Cats and dogs; license fee on those who have not been spayed or neutered. (HB2100)

Introduced By

Del. Bobby Orrock (R-Thornburg)

Progress

Introduced
Passed Committee
Passed House
Passed Senate
Signed by Governor
Became Law

Description

License tax on dogs and cats. Provides a financial disincentive for dog and cat owners who have not spayed or neutered their pets by allowing localities to charge a license fee of up to $20 for each cat or dog that has not been spayed or neutered. The local license fee for cats and dogs that have been spayed or neutered would between $1 and $10, which is the current allowable license fee. Read the Bill »

Outcome

Bill Has Failed

History

DateAction
01/08/2007Committee
01/08/2007Prefiled and ordered printed; offered 01/10/07 072524448
01/08/2007Referred to Committee on Agriculture, Chesapeake and Natural Resources
01/18/2007Assigned ACNRsub: Agriculture (Orrock)
02/06/2007Left in Agriculture, Chesapeake and Natural Resources

Comments

fdr writes:

The intent is good on this legislation, but its impact will be nil.

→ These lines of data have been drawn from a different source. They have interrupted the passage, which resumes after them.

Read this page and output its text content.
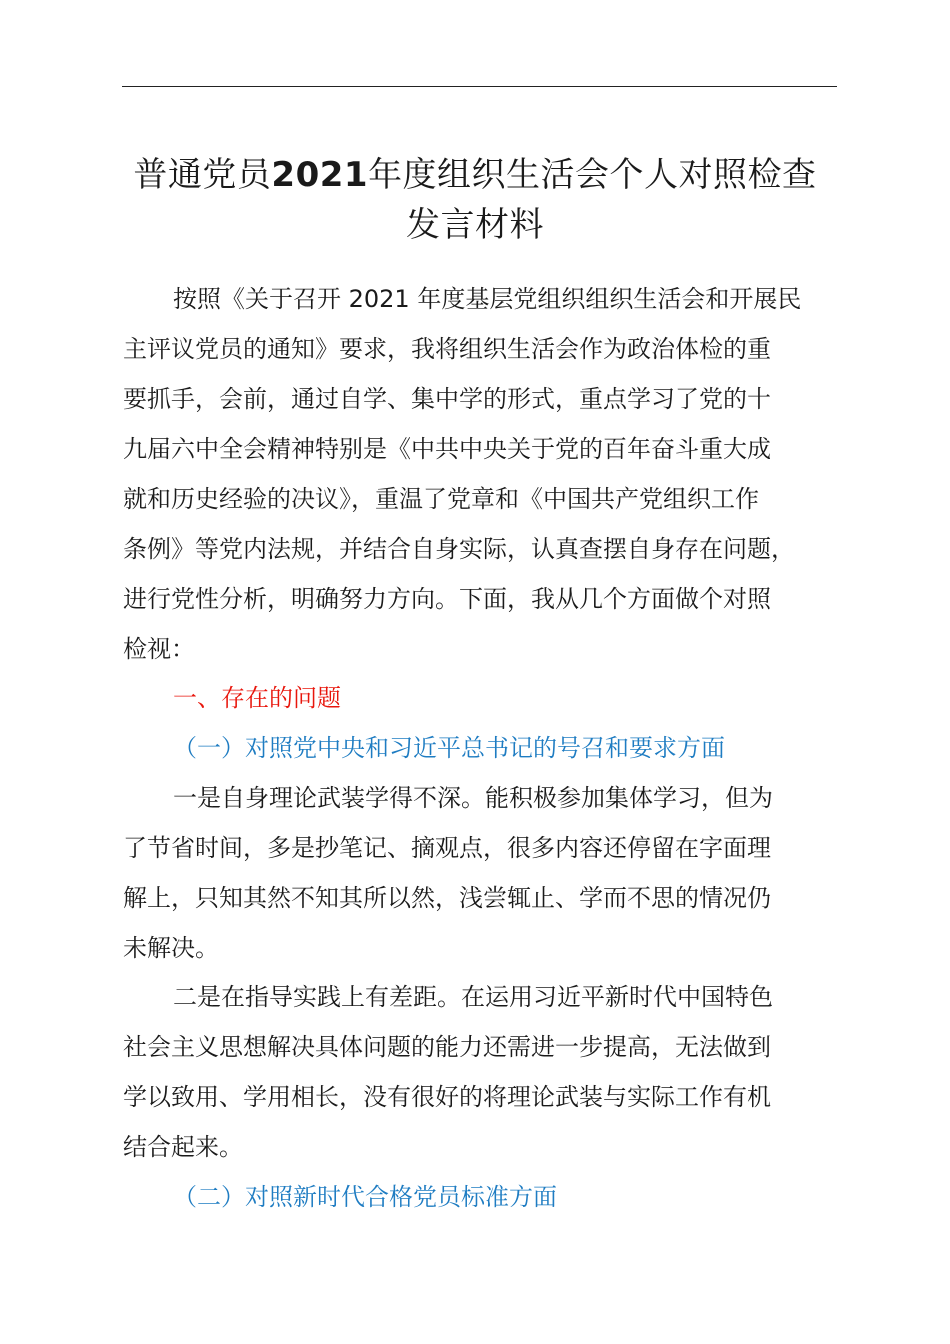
普通党员2021年度组织生活会个人对照检查
发言材料
按照《关于召开 2021 年度基层党组织组织生活会和开展民
主评议党员的通知》要求，我将组织生活会作为政治体检的重
要抓手，会前，通过自学、集中学的形式，重点学习了党的十
九届六中全会精神特别是《中共中央关于党的百年奋斗重大成
就和历史经验的决议》，重温了党章和《中国共产党组织工作
条例》等党内法规，并结合自身实际，认真查摆自身存在问题，
进行党性分析，明确努力方向。下面，我从几个方面做个对照
检视：
一、存在的问题
（一）对照党中央和习近平总书记的号召和要求方面
一是自身理论武装学得不深。能积极参加集体学习，但为
了节省时间，多是抄笔记、摘观点，很多内容还停留在字面理
解上，只知其然不知其所以然，浅尝辄止、学而不思的情况仍
未解决。
二是在指导实践上有差距。在运用习近平新时代中国特色
社会主义思想解决具体问题的能力还需进一步提高，无法做到
学以致用、学用相长，没有很好的将理论武装与实际工作有机
结合起来。
（二）对照新时代合格党员标准方面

For the financial disincentive to have any impact whatsoever on domestic animal overpopulation, the un-fixed pet license fee should equal or exceed the cost of a spay/neuter operation. The license application should also include stats on the previous year's animal shelter euthanasia deaths in that city/county.

It's practically moot anyway, since enforcement of animal license laws is almost nonexistent.

bobbi c writes:

FDR, there have been studies on this. Huge license differentials tend to cut licensure compliance and don't have much impact on s/n rates. What WORKS is availability of low-cost spay/neuter, as well as outreach (look at what Richmond SPCA has done with outreach - very impressive.)